Dr. Aaron's Blog

Surviving Summer Critters and Scrapes – Naturally!

August 27, 2014 All by Aaron Van Gaver

With earlier sunsets and cooler evenings, it’s clear that the summer is winding down. However, despite the definite nip that has replaced the sweltering heat of July, there are still a couple weekends left of this season to trek up into the hills or set up camp alone the shores.   I fully intend to take advantage of this time – pull out my camping gear, pack up the car and take off to a remote corner of the province to enjoy all that nature has to offer.  Along with my tent, sleeping bag, and hiking boots, I will include a selection of herbal preparations to ward off ‘friendly’ mosquitoes and soothe blisters or cuts.

Tea Tree Oil

Tea Tree essential oil can be mixed with alcohol (such as vodka) and used as a mist to deter mosquitos and other bugs.  If you are not a fan of the smell of tea tree oil, lavender, eucalyptus, basil, and rosemary will also repel insects. If you feel like being creative, combine a few of your favourite fragrances.  

Cayenne Pepper

This will staunch bleeding of any kind – bleeding nose, or cuts and deeper wounds. Just sprinkle over the affected area and be careful not to touch it to your eyes. A liquid extract will also work, but is not necessary. I suggest picking up some in the spice isle of your nearest grocery store. 

Neem Oil or Cream

Neem is a great herb with many uses. Along with Aloe Vera, it can soothe sunburn. It can also be used for eczema, rashes and bites. It is antiviral and antifungal.  I find it useful for treating all matter of skin issues and don’t stray far from home without it.I highly recommend Neem Cream by Ferlow Botanicals. This preparation includes Aloe Vera and Vitamin E – both great additions for burns and other ailments. Gaia Garden carries an oil that will also work.

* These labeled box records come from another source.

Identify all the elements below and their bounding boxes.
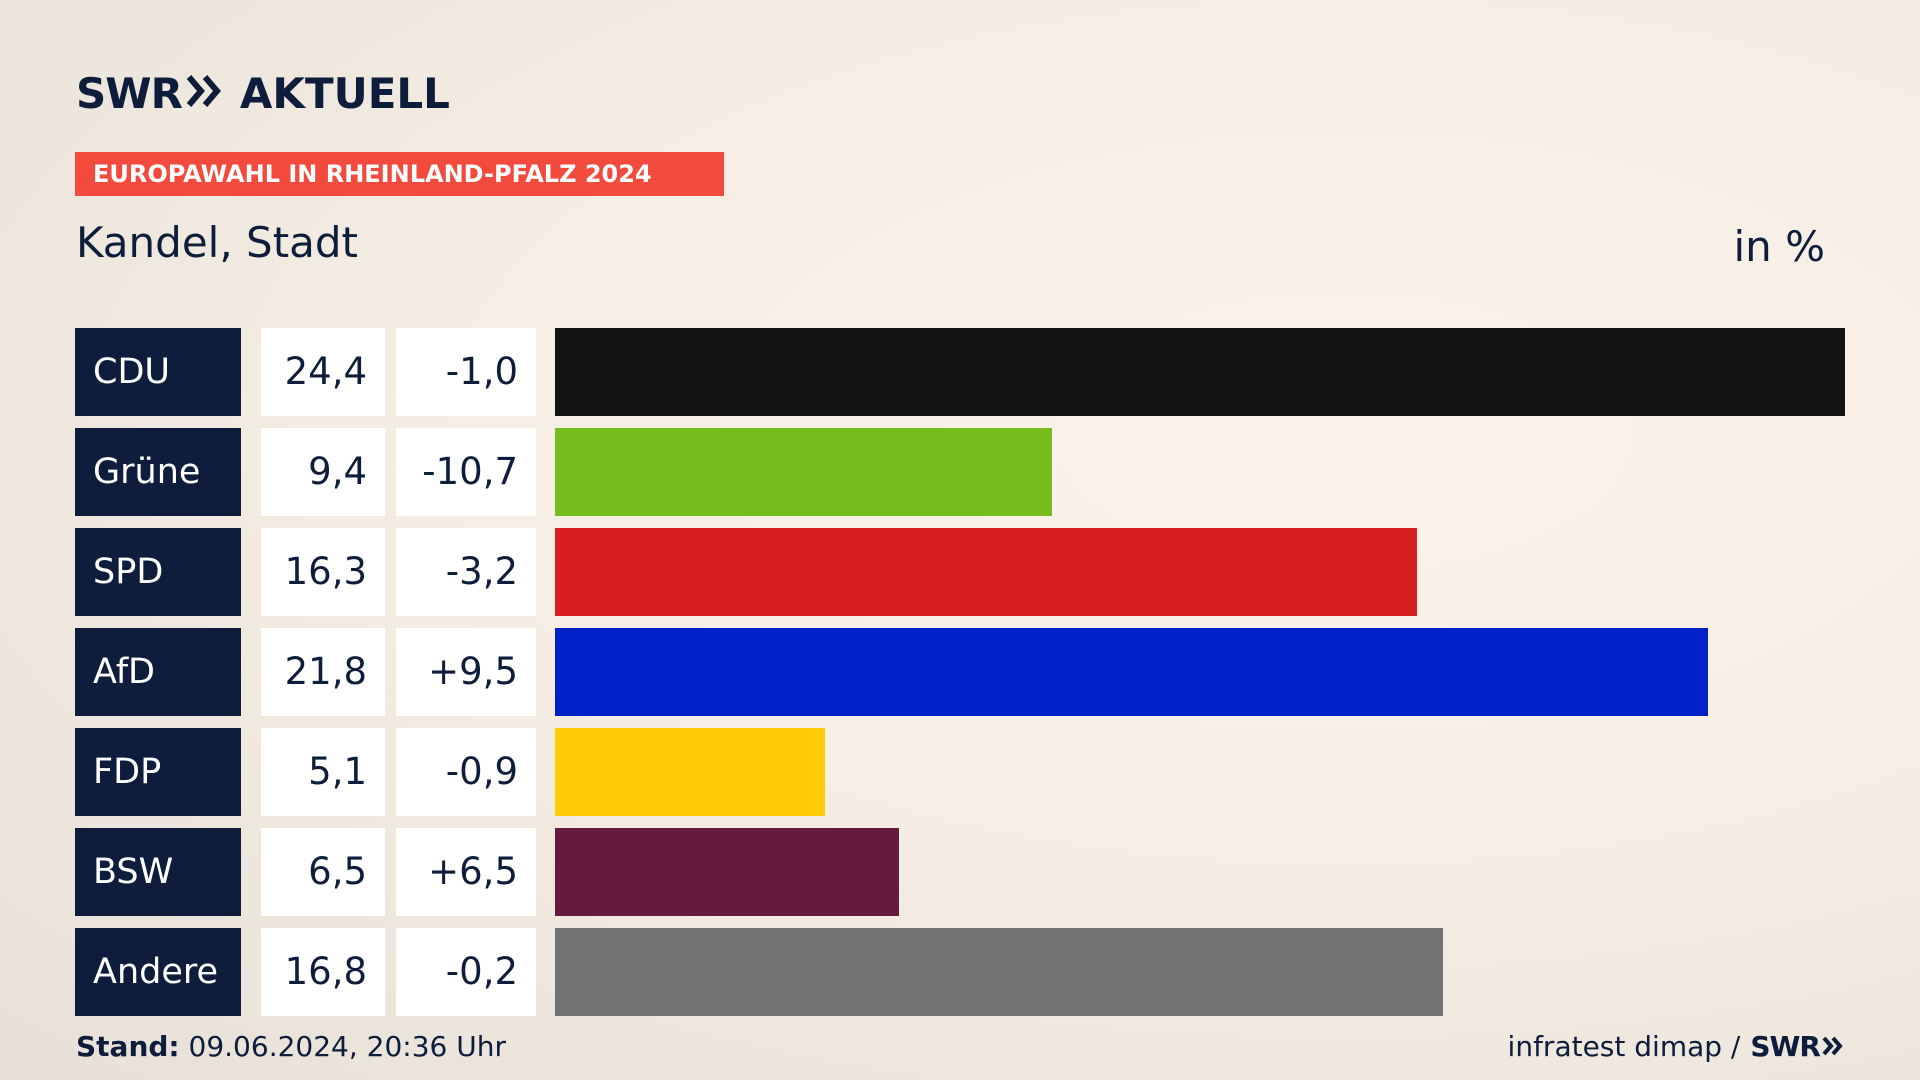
result-row: AfD 21,8 +9,5 (75, 628, 1845, 716)
vote-change-value: -3,2 (396, 528, 536, 616)
result-row: Andere 16,8 -0,2 (75, 928, 1845, 1016)
swr-aktuell-logo: SWR AKTUELL (76, 68, 450, 118)
vote-change-value: -0,2 (396, 928, 536, 1016)
result-bar (555, 528, 1417, 616)
vote-share-value: 16,8 (261, 928, 385, 1016)
result-row: CDU 24,4 -1,0 (75, 328, 1845, 416)
source-text: infratest dimap / (1507, 1030, 1741, 1063)
vote-share-value: 9,4 (261, 428, 385, 516)
stand-label: Stand: (76, 1030, 180, 1063)
unit-label: in % (1733, 222, 1825, 271)
result-row: BSW 6,5 +6,5 (75, 828, 1845, 916)
vote-change-value: +6,5 (396, 828, 536, 916)
vote-share-value: 24,4 (261, 328, 385, 416)
party-label: SPD (75, 528, 241, 616)
vote-change-value: -1,0 (396, 328, 536, 416)
source-credit: infratest dimap / SWR (1508, 1030, 1844, 1063)
result-bar (555, 428, 1052, 516)
logo-aktuell-text: AKTUELL (239, 68, 450, 118)
result-bar (555, 328, 1845, 416)
vote-change-value: +9,5 (396, 628, 536, 716)
result-bar (555, 828, 899, 916)
party-label: Andere (75, 928, 241, 1016)
election-banner: EUROPAWAHL IN RHEINLAND-PFALZ 2024 (75, 152, 724, 196)
result-bar (555, 628, 1708, 716)
footer-chevron-icon (1822, 1030, 1844, 1063)
result-bar (555, 928, 1443, 1016)
stand-value: 09.06.2024, 20:36 Uhr (188, 1030, 506, 1063)
timestamp: Stand: 09.06.2024, 20:36 Uhr (76, 1030, 506, 1063)
logo-swr-text: SWR (76, 68, 183, 118)
vote-share-value: 21,8 (261, 628, 385, 716)
party-label: BSW (75, 828, 241, 916)
footer-swr-logo: SWR (1750, 1030, 1821, 1063)
vote-change-value: -0,9 (396, 728, 536, 816)
vote-share-value: 6,5 (261, 828, 385, 916)
region-title: Kandel, Stadt (76, 218, 359, 267)
vote-share-value: 5,1 (261, 728, 385, 816)
party-label: FDP (75, 728, 241, 816)
result-bar (555, 728, 825, 816)
result-row: FDP 5,1 -0,9 (75, 728, 1845, 816)
vote-share-value: 16,3 (261, 528, 385, 616)
party-label: Grüne (75, 428, 241, 516)
double-chevron-right-icon (186, 74, 222, 112)
vote-change-value: -10,7 (396, 428, 536, 516)
result-row: SPD 16,3 -3,2 (75, 528, 1845, 616)
party-label: CDU (75, 328, 241, 416)
party-label: AfD (75, 628, 241, 716)
result-row: Grüne 9,4 -10,7 (75, 428, 1845, 516)
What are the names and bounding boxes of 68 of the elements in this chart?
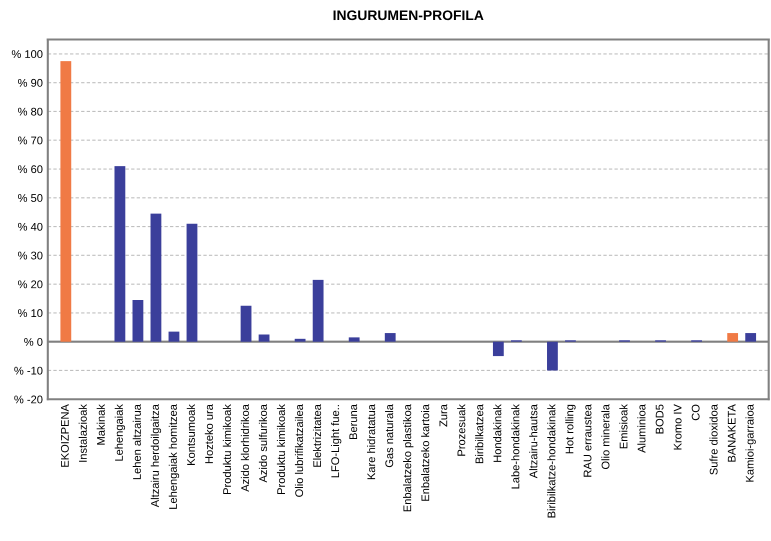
bar <box>186 224 198 342</box>
x-tick-label: Kontsumoak <box>186 404 195 465</box>
x-tick-label: CO <box>692 404 700 420</box>
bar <box>384 333 396 342</box>
x-tick-label: Gas naturala <box>385 404 394 468</box>
x-tick-label: Zura <box>440 404 448 427</box>
bar <box>312 280 324 342</box>
x-tick-label: RAU erraustea <box>584 404 592 477</box>
x-tick-label: BOD5 <box>656 404 664 434</box>
y-tick-label: % -10 <box>14 366 43 375</box>
y-tick-label: % 10 <box>18 309 43 318</box>
bar <box>240 306 252 342</box>
x-tick-label: Labe-hondakinak <box>511 404 520 488</box>
x-tick-label: Kromo IV <box>674 404 682 450</box>
x-tick-label: Lehen altzairua <box>132 404 141 480</box>
y-tick-label: % 30 <box>18 252 43 260</box>
x-tick-label: Hozteko ura <box>204 404 213 464</box>
x-tick-label: Enbalatzeko plastikoa <box>403 404 414 512</box>
x-tick-label: Hot rolling <box>565 404 576 454</box>
x-tick-label: Kamioi-garraioa <box>745 404 756 482</box>
bar <box>258 334 270 342</box>
x-tick-label: Lehengaiak <box>114 404 126 461</box>
bar <box>727 333 738 342</box>
y-tick-label: % 80 <box>18 108 43 116</box>
x-tick-label: Olio lubrifikatzailea <box>294 404 304 497</box>
x-tick-label: EKOIZPENA <box>60 404 69 467</box>
x-tick-label: Sufre dioxidoa <box>709 404 718 475</box>
y-tick-label: % 0 <box>24 338 43 346</box>
x-tick-label: BANAKETA <box>728 404 736 462</box>
x-tick-label: Biribilkatzea <box>475 404 484 464</box>
x-tick-label: Beruna <box>349 404 358 440</box>
bar <box>348 337 360 342</box>
x-tick-label: Lehengaiak homitzea <box>168 404 180 509</box>
x-tick-label: Olio minerala <box>601 404 610 470</box>
x-tick-label: Hondakinak <box>493 404 502 462</box>
chart-title: INGURUMEN-PROFILA <box>334 10 484 20</box>
x-tick-label: Biribilkatze-hondakinak <box>547 404 556 518</box>
y-tick-label: % 50 <box>18 194 43 202</box>
bar <box>132 300 144 342</box>
x-tick-label: Enbalatzeko kartoia <box>421 404 430 501</box>
y-tick-label: % 70 <box>18 136 43 144</box>
x-tick-label: Aluminioa <box>637 404 646 453</box>
x-tick-label: Emisioak <box>619 404 628 448</box>
x-tick-label: Azido sulfurikoa <box>258 404 268 483</box>
bar <box>150 214 162 342</box>
x-tick-label: Altzairu-hautsa <box>529 404 538 478</box>
bar <box>60 61 72 342</box>
x-tick-label: Makinak <box>96 404 105 445</box>
y-tick-label: % 20 <box>18 280 43 288</box>
x-tick-label: Altzairu herdoilgaitza <box>150 404 162 508</box>
y-tick-label: % 100 <box>12 50 43 58</box>
x-tick-label: Prozesuak <box>457 404 466 456</box>
bar <box>114 166 126 342</box>
y-tick-label: % -20 <box>14 396 43 404</box>
y-tick-label: % 90 <box>18 78 43 87</box>
bar <box>168 332 180 342</box>
x-tick-label: Kare hidratatua <box>367 404 376 480</box>
bar <box>492 342 504 356</box>
x-tick-label: Produktu kimikoak <box>276 404 286 494</box>
y-tick-label: % 60 <box>18 165 43 174</box>
x-tick-label: Produktu kimikoak <box>222 404 232 494</box>
x-tick-label: Elektrizitatea <box>312 404 322 467</box>
x-tick-label: Instalazioak <box>78 404 87 462</box>
x-tick-label: LFO-Light fue.. <box>330 405 342 478</box>
bar <box>547 342 558 370</box>
bar <box>745 333 756 342</box>
y-tick-label: % 40 <box>18 222 43 231</box>
x-tick-label: Azido klorhidrikoa <box>240 404 250 492</box>
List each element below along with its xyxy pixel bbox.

Recommended for insect bites, poison ivy or poison oak. This can be used as a poultice (used dried) or in ointment form.  


I do not recommend sampling river or lake water, but in the event you do, goldenseal will do the trick. It is also useful, as a ‘natural’ antibiotic, for viral or bacterial infections. It does not have the most pleasant taste, so I would recommend trying to find capsules or mix the powder with juice.


Garlic is a great herb with many uses. Aside from seasoning your food, with its antiviral, antibacterial, and antifungal actions, it can be used for sore throats, earaches, and other infections. It can be used as an alternative to goldenseal in most cases.

Peppermint Essential Oil

If you are at all like me, you will not be amused to find a family of mice inhabiting your car or tent. To deter such unwelcome guests, I suggest ‘anointing’ your car trunk (anywhere there may be food) and edges of the tent with peppermint essential oil.  


Arnica is a great addition to your summer survival kit. As a topical gel or cream, it is my go-to for sprains, strains, bruises, and achy muscles.  Be careful not to use it on any open wounds.

Quercetin, Eyebright, & Stinging Nettle

There is nothing worse than seasonal allergies when trying to enjoy the outdoors. There are several herbal alternatives to pharmaceutical antihistamines available. However, if you are prone to environmental allergies, I do suggest including Benadryl in your kit along with some alternatives to try first.

Quercetin, not a herb, is a flavonoid found in some fruits, leaves, and grains acts as a natural anti-histamine. If you are someone who fears being stranded in a field of grass or pollen dripping flowers, I suggest picking up a bottle of quercetin to quell the itchy eyes and sneezing. It is best used before being exposed to the allergen as it will prevent the release of histamine.

Herbal alternatives such as eyebright and stinging nettle will also act as antihistamines to reduce secretions, treat itchy eyes, and quell sneezing.